1. benim daha çok etleri özellikle bonfile tarzındakileri marine etmek amaçlı gerçekleştirdiğim eylem. balzamik sirke ya da az miktarda nar ekşisi veya bildiğimiz üzüm sirkesi ile şarabı birlikte etlerin üstüne dökerek 2 saat bekletmek güzel oluyor.
bunun dışında yemekte şarap mı ayy hiç sevmem ya da bize ters bu işler demeden önce biraz fikir edinip, yöntemini bilerek farklı şekillerde de denemek gerek.

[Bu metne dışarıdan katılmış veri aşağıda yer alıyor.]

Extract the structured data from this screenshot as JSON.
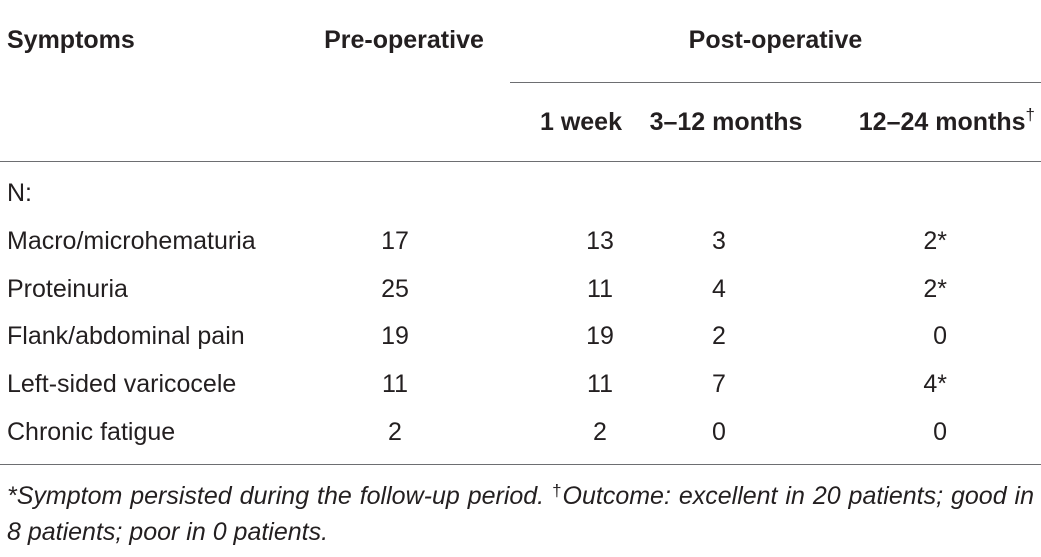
{
  "table": {
    "headers": {
      "symptoms": "Symptoms",
      "preoperative": "Pre-operative",
      "postoperative": "Post-operative",
      "one_week": "1 week",
      "three_twelve_months": "3–12 months",
      "twelve_twentyfour_months": "12–24 months",
      "twelve_twentyfour_marker": "†"
    },
    "group_label": "N:",
    "rows": [
      {
        "symptom": "Macro/microhematuria",
        "pre": "17",
        "week1": "13",
        "m3_12": "3",
        "m12_24": "2*"
      },
      {
        "symptom": "Proteinuria",
        "pre": "25",
        "week1": "11",
        "m3_12": "4",
        "m12_24": "2*"
      },
      {
        "symptom": "Flank/abdominal pain",
        "pre": "19",
        "week1": "19",
        "m3_12": "2",
        "m12_24": "0"
      },
      {
        "symptom": "Left-sided varicocele",
        "pre": "11",
        "week1": "11",
        "m3_12": "7",
        "m12_24": "4*"
      },
      {
        "symptom": "Chronic fatigue",
        "pre": "2",
        "week1": "2",
        "m3_12": "0",
        "m12_24": "0"
      }
    ]
  },
  "footnote": {
    "asterisk_note": "*Symptom persisted during the follow-up period.",
    "dagger_marker": "†",
    "dagger_note": "Outcome: excellent in 20 patients; good in 8 patients; poor in 0 patients."
  }
}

yemeğin içine ekleme konusuna gelince şarabı genelde bir şarap sosu gibi kullanılıyormuş. bir ara yemek kursuna giden ve aynı zamanda da otelde çalışan bir arkadaşımdan öğrenmiştim. hoş şefiyle de tanıştık sonra bu sayede de bir şeyler daha öğrendim. pişme ısısını(gizlinot: burada aslen yüksek ısı gerekiyor ) iyi ayarlayıp, şarabın buharlaşma yoluyla alkolünü uçurmaya çalışıyorlar ilk etapta. yani yemek içinde alkol uçmuş oluyor zaten. böylece komple şarabı yemeğe uydurmaya değil, yemeğe sadece şarabın aromasının geçmesine dikkat etmeye özen gösteriyorlar. yani şarabın yüksek orandaki sulu kısmı gerekiyor bu aşamada bize. ne kadar çok alkolü giderse; o kadar yüksek oranda aroması da yemekle özdeşleşmiş oluyor yani. bu da yemeğe esas lezzetini katan nokta. alkolü gitmeden koyulduğunda lezzet vermek bir yana, daha da acı hale getirip yemeği hepten berbat etmek de mümkün. o yüzden buna çok dikkat etmek gerek.

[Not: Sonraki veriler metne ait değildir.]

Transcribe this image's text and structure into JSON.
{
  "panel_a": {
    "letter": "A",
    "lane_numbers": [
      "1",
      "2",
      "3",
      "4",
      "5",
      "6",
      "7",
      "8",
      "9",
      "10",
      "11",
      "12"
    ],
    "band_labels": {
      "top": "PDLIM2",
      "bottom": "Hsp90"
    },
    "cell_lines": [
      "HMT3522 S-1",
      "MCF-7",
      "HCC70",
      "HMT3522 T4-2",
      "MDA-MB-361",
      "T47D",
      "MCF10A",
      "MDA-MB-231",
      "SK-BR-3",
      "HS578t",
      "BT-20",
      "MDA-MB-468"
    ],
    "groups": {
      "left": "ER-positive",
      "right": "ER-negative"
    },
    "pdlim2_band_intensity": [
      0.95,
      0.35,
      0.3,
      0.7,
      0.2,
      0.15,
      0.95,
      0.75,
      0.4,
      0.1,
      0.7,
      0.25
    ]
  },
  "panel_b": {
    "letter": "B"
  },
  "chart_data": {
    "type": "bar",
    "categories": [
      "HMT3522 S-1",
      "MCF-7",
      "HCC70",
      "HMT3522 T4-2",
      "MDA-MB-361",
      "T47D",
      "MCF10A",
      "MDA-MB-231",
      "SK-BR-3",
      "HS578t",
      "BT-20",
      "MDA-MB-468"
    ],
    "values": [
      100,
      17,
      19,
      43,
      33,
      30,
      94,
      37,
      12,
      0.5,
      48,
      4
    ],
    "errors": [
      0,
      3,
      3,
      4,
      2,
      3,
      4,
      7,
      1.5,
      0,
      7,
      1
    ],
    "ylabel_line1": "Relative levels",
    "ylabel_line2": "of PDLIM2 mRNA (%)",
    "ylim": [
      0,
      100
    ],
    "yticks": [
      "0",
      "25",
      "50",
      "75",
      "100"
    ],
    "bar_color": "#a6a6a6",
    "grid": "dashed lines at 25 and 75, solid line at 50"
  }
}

alkolü azaldıktan sonraki ikinci adımsa ortaya çıkan o aromayı bağlamak. bunu da genellikle et suyu ile yapıyorlar. edindiğimiz bilgiye göre et türü ne olursa olsun verimi en çok artıran kemik suyuymuş. sadece etin pişme esnasında çıkan suyu pek değerli görmüyorlar. bunun için ayrıca kemik alıp kaynatmak gerek yani. balık çorbası ve balık yemeklerinde de aynı yöntemi kullanıyorlarmış bu arada bu da başka bir dipnot mesela. et suyunu da muhakkak defne yaprağı, kekik ya da biberiye gibi baharatlardan yardım alarak, onlarla birlikte kullanıyorlar.

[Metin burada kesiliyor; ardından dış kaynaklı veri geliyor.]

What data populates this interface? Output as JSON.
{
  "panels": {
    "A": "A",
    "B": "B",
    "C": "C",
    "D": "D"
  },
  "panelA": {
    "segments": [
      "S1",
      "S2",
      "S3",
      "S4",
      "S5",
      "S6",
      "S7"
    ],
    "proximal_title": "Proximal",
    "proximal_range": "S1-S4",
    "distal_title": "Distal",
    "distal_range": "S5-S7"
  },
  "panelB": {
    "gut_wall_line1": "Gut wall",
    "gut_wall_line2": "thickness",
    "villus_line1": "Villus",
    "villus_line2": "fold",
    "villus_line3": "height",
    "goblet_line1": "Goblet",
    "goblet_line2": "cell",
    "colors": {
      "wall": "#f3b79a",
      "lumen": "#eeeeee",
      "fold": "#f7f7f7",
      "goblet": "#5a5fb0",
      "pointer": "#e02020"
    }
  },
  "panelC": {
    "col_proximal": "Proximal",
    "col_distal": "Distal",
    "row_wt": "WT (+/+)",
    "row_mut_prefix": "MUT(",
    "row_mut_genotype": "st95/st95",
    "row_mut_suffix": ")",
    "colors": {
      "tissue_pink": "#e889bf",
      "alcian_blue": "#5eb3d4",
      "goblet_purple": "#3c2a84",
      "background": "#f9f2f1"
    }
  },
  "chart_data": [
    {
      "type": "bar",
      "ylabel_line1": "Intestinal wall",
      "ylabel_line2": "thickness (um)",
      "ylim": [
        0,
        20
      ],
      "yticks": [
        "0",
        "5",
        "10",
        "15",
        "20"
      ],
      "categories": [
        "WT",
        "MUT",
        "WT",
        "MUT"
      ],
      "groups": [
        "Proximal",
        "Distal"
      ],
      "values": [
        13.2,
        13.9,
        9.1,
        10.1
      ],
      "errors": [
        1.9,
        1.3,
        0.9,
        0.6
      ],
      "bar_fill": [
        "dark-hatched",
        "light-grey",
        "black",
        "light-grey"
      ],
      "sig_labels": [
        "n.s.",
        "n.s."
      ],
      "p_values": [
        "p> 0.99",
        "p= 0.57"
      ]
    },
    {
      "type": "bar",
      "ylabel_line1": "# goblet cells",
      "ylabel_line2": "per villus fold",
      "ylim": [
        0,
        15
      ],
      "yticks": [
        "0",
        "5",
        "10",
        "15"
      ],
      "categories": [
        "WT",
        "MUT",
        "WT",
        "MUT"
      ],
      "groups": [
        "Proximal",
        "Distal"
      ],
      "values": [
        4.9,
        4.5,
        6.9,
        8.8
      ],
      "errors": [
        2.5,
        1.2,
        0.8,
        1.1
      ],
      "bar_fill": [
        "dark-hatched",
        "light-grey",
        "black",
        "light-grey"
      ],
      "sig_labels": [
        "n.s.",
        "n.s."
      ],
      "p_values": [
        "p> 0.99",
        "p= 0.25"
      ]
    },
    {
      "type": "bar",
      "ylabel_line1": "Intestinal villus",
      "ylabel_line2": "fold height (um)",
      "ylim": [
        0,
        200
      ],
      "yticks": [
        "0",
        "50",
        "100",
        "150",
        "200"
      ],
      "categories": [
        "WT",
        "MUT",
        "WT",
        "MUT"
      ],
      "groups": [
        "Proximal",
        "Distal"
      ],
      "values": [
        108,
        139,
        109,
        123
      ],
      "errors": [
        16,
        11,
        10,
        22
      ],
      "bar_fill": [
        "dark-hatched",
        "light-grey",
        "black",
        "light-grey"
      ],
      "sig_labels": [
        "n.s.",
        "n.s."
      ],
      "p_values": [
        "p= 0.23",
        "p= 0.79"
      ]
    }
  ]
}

başka bir yöntemse, taze soğan ya da tercihe göre sarımsak yağda kavrulurken eklenen baharatlar ve şarabı birlikte özdeşleştirip, en son et suyunu eklemek de yine mümkün. her iki şekilde de et suyu ve baharatları birlikte kullanarak bir anlamda dengelenmiş oluyor.
etine göre şarap seçimi yine bizim bildiğimiz gibi kırmızı etle kırmızı şarap, beyaz etle de beyaz şarap kombinasyonu her zaman başarılı sonuçlar çıkarıyor ortaya. aromayı yoğun hale getirmek için kıvam artırıcılar da giriyor devreye. mesela bizim çorba yaparken un ve tereyağını birlikte kullanmamız gibi burada da bu iki malzemeden yardım alınabilir aslında. yalnız şefler burada özel birtakım şeyler de ekliyorlar şefin sırrı vs diye orası biraz karışık. sanırım biz anlamayalım diye adam orayı hızlı geçti(gizlinot: swh ). benim en çok aklımda tereyağı kısmı kaldı mesela elini sakın korkak alıştırma demişti şef. bir de zeytinyağı değil, her zaman iyi tereyağı kullanın diye de ekledi. tereyağı müthiş bir bağlayıcı görevi görüyor yani yemekte. bir de sosuna en sonda ekleme yaparken, çok az eliyle şeker attı o da gözümden kaçmadı tabii. şarap her ne kadar alkolünü yitirse de, içerdiği üzüm sebebiyle asidi yüksek olurmuş. bunu engellemek için de mutlaka şeker eklenirmiş bunu da ben kendim merak edip öğrendim :)
ayrıca sadece et yemeklerine değil, makarna soslarına da yine isteğe göre şarap eklemek mümkün. tabii yine aynı mantık burada da geçerli şarabın alkolünü uçurma konusu yani. bir de şarap seçiminde de dikkat edilmesi gereken bir diğer önemli nokta, içtiğiniz en iyi kalitede şarabı yemeğe koymamak. bunun için ucuz şarap diye tabir ettiğimiz, alkolü nispeten daha düşük şarapları kullanmayı tercih edebiliriz. kullanmak istediğiniz malzemeleri yağda kavurup, en son aşamada da yine et suyuyla birlikte şarabı ekleyerek güzel bir sos elde etmek dr mümkün.